A Norwegian court on Tuesday was set to consider right-wing extremist Anders Behring Breivik's request for parole, a decade after he was convicted of murdering 77 people in Oslo and at a youth camp on the island of Utoya.

The Telemark district court in Skien will weigh whether Breivik continues to be a threat to society, as families of his victims — who are concerned he would use the hearing as a platform to share his political views —  urge that he be deprived of the attention he is trying to muster. 

What is happening in court?

The hearing, which will be broadcast live, is scheduled to last three days with an additional day in reserve.

A decision could come next week — but the court is widely expected to deny his request.

Last year, the Oslo state prosecutor's office had rejected Breivik's application for early release.

"Our position is that it is necessary with (continued) confinement to protect society," the prosecutor in charge, Hulda Karlsdottir said, news agency Reuters reported.

If his request for release is denied, Breivik can apply for a new probation hearing after a year, Karlsdottir said.

10 years after Utoya massacre

Norway's worst peacetime atrocity

Breivik, who has legally changed his name to Fjotolf Hansen, triggered a truck bomb near the government offices in Oslo on July 22, 2011, killing eight people.

He then gunned down 69 others, most of them teenagers, attending a camp organized by Norway's Labor Party on the island of Utoya.

In total, he killed 77 people, amounting to Norway's worst peacetime atrocity.

Breivik said he killed the people because they embraced multiculturalism, and cited other right-wing extremist and anti-Muslim beliefs as the motive behind the mass killings.

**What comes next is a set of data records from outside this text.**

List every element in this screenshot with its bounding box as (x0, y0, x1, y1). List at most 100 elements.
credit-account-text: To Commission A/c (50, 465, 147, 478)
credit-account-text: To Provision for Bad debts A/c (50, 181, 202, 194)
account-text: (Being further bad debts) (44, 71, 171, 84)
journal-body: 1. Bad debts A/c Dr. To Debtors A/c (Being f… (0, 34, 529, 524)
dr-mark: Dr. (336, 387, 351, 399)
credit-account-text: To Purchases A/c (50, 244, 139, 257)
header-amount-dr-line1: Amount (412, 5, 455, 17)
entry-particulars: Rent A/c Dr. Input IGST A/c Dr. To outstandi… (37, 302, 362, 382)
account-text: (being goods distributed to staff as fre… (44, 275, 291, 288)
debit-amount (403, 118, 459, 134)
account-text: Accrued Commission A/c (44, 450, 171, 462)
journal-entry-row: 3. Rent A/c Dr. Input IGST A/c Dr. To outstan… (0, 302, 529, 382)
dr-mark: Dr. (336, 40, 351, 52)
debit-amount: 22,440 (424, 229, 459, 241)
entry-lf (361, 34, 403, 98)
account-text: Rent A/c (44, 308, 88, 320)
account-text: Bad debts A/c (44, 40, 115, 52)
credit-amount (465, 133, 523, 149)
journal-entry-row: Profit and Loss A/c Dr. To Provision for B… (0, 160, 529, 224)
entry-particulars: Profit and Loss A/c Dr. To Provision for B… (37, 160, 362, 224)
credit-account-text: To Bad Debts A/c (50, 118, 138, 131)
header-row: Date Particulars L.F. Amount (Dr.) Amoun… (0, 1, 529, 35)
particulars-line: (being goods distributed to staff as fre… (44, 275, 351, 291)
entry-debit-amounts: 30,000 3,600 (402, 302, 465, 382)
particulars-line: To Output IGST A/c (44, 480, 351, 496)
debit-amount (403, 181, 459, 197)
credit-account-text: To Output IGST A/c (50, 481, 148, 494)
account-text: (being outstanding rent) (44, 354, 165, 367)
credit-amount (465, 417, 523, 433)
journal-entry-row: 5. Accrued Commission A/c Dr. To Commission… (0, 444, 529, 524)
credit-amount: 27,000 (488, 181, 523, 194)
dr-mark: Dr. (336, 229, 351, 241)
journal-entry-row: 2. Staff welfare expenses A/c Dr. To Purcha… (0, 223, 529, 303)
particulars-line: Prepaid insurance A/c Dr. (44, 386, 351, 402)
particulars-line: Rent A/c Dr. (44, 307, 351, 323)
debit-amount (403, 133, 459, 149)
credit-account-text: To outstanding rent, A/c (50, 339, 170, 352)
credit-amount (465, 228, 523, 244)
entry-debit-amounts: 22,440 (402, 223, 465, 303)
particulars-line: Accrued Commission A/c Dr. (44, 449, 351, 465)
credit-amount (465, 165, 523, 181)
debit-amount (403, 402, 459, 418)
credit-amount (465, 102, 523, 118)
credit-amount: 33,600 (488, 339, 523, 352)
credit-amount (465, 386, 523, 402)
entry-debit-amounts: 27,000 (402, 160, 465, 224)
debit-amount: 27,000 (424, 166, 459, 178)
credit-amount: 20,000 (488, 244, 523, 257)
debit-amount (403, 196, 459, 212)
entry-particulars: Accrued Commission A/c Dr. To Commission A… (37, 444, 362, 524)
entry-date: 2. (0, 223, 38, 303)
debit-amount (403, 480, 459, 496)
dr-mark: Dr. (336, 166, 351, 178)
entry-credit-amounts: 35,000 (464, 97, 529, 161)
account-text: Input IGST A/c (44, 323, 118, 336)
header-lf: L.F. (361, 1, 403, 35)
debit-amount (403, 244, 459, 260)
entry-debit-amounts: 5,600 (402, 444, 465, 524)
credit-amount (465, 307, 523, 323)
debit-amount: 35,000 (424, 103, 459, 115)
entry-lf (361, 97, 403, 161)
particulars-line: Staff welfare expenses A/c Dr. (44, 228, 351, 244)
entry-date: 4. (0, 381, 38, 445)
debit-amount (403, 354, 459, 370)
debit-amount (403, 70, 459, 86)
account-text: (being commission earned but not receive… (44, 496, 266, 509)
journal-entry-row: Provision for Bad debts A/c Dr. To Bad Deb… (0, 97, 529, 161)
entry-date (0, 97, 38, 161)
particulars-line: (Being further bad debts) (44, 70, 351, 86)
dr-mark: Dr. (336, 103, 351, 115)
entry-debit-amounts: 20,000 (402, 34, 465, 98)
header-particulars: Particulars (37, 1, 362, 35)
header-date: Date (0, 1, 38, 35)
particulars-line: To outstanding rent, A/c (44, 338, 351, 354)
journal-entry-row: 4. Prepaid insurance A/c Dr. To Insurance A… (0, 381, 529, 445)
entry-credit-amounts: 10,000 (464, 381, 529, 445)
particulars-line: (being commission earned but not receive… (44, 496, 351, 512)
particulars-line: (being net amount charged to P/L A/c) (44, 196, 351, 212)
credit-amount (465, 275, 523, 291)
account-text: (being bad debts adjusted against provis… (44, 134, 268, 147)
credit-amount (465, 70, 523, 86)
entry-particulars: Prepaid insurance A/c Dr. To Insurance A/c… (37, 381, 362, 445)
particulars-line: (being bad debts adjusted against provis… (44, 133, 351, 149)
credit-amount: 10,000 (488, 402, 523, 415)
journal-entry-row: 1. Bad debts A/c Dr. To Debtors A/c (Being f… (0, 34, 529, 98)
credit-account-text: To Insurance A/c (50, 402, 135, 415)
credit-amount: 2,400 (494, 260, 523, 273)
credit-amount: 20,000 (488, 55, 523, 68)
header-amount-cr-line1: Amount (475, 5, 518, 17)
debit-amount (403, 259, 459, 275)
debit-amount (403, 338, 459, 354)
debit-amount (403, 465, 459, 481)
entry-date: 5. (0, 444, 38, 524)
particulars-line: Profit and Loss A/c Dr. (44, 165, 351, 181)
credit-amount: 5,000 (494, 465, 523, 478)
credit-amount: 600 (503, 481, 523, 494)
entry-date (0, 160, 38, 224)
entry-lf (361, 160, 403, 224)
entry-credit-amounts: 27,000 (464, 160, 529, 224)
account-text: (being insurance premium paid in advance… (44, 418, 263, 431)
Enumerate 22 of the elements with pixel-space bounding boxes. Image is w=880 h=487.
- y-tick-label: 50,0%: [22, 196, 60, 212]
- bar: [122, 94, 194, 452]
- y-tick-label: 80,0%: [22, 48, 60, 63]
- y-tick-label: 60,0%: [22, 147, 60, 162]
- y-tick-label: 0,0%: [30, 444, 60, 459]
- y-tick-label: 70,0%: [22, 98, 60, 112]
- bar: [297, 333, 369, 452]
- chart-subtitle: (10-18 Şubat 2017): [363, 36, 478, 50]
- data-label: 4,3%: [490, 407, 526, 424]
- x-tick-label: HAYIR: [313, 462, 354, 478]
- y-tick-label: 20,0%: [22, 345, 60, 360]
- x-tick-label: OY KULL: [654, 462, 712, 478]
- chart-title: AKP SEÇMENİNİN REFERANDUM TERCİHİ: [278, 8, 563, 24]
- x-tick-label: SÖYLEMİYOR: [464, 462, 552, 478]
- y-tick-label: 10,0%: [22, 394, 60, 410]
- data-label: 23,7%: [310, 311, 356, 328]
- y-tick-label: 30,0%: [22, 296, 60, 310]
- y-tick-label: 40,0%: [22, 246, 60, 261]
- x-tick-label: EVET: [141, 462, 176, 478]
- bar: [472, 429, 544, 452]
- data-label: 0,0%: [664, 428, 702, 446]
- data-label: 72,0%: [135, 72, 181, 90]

In 2012, he was sentenced to 21 years in prison — the maximum possible sentence in Norway.

Calls for 'as little focus as possible on Breivik'

A support group for the families has said that it wants to "encourage as little focus as possible on Breivik and his message."

"Any mention of this case in general, and the terrorist in particular, is a great burden for survivors, parents, and those affected by the terrorist attacks in Norway," the group said.

During his past court appearances and communications, Breivik has claimed to have distanced himself from violence.

"As in any other state governed by the rule of law, a convict has the right to request conditional release and Breivik has decided to exercise this right," his lawyer Oystein Storrvik told news agency AFP.

Tore Bjorgo, the head of the Center for Research on Extremism (C-REX) at the University of Oslo, said that "he has in no way distanced himself from the mass killing."

"He has not become less of an extremist from an ideological standpoint," the extremism researcher told AFP.

The Oslo court that originally sentenced him, however, ruled that he was likely to have the intention and capacity to commit further murders even after serving his sentence.